Wolverine: First Class #13 - Peter David takes over as writer, but apparently we're still going with the format of a guest star for every story. This time it's Daredevil, who's an unusually good fit. Not only are they about the same power level, but they both love fighting ninjas. There's nothing particularly new to be found here, but it's a solid, old-school superhero story by people who know what they're doing, and that's what people buy this book for.

X-Force/Cable: Messiah War - This is the lead-in issue for the "Messiah War" crossover, and it's actually quite decent. X-Force writers Craig Kyle and Christopher Yost get the job of introducing the story, and they dutifully devote a fair chunk of the issue to recapping the plot from Cable. If you've been reading that book already, you might find yourself getting restless, but it's a necessary evil. Mike Choi and Sonia Oback are largely on form with the art, and there's some neat comic relief with a future Deadpool - who, thanks to his healing factor, is still around a thousand years in the future, and madder than ever. If we're going to have X-Force as an ultra-violent black ops team, then you really need some humour as well, and they've struck the balance quite well here. Bishop seems unusually sane for a change, and there's even a somewhat promising scene for Cable's other arch-enemy Stryfe. (And you don't see many of those.) Much better than I was expecting, to be honest.

X-Men: Kingbreaker #4 - This, on the other hand, is pretty much exactly what I was expecting. Everyone shows up, yadda yadda, big fight, Starjammers get their win back but the bad guys escape, pieces are duly shuffled into place for the start of War of Kings. I'd normally do a full-scale review of the completed miniseries, but really, what is there to say? It does its job as a set-up, if by that you mean it moves characters from point A to point B. Oh, and it gets rid of That Idiotic Sword, which has to be a good thing. Otherwise, though, it's just a series of events in a row, hoping that nobody will notice it isn't a story. Fine if you want to see these particular characters in action, but there's not much else going for it.

X-Men: Sword of the Braddocks - Not an X-Men story at all, but a New Exiles special, in which Chris Claremont and Scott Clark tie up the stray plot thread about Slaymaster travelling from world to world, killing off the local version of Psylocke. The resolution is exactly the one you were probably expecting (our Psylocke finally beats him in single combat), but hey, it does tie up a plot thread left dangling when New Exiles was cancelled. I'm in two minds about the art; there's some grating T&A elements, but there are also some attractive graceful panels.

The book also provides this week's misleading-the-customer alert, as the four dollar book only contains a 26 page story. What's in the rest of the book? Why, a reprint of "Bloody 'Ell" by Adam Warren and Rick Mays, originally published in X-Men Unlimited #47 (cover date July 2003) - not that the book actually mentions anywhere that it's a reprint, which makes me wonder if they're trying to palm it off as new material. Then again, maybe they just forgot to label it, since the story makes little sense unless you know it was published at a time when Psylocke was supposed to be dead. Either way, it's not in the solicitations at all. Mind you, at least it's a decent story - not a lost classic by any means, but typically bouncy Warren nonsense.

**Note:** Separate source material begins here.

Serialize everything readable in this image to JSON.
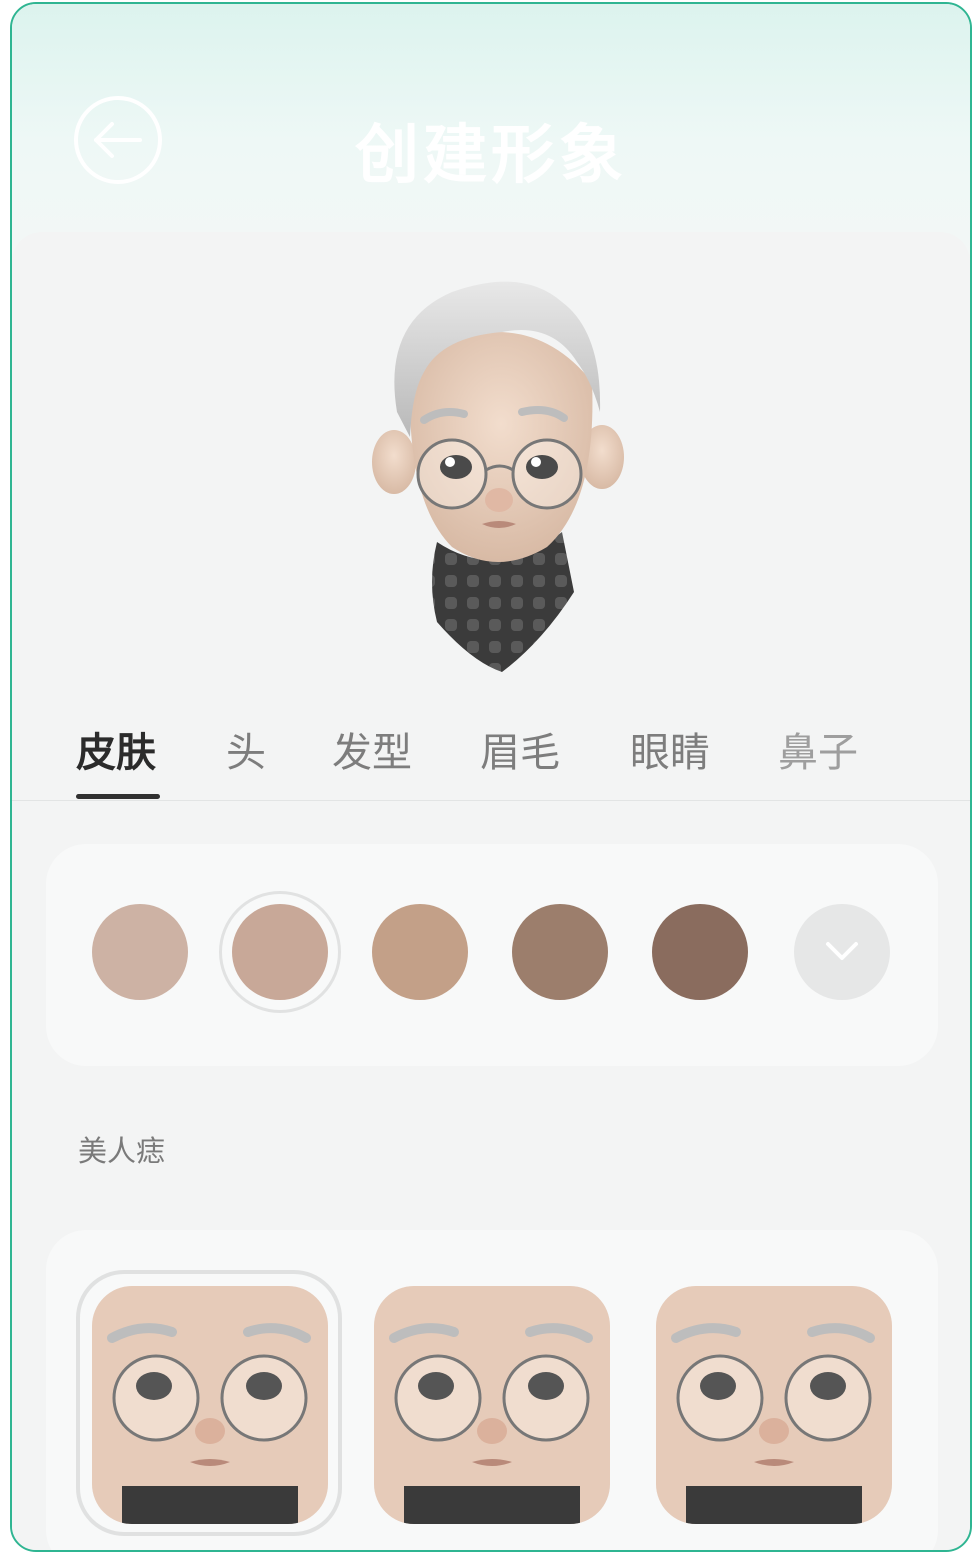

X-Men: The Times & Life of Lucas Bishop #2 - This wholly unnecessary spin-off from Cable seems to consist of little more than a recap of Bishop's origin story modified to fit the current version of continuity. A couple of scenes serve to explain why Bishop hates Hope so much, but that's not the focus of the series. Nor is anything else, really. It's just a bunch of stuff happening, as if somebody had decided to take a perfectly serviceable five-page flashback and expand it into a three-issue-long Official Handbook entry. I haven't a clue what the point of this was supposed to be, but it doesn't work.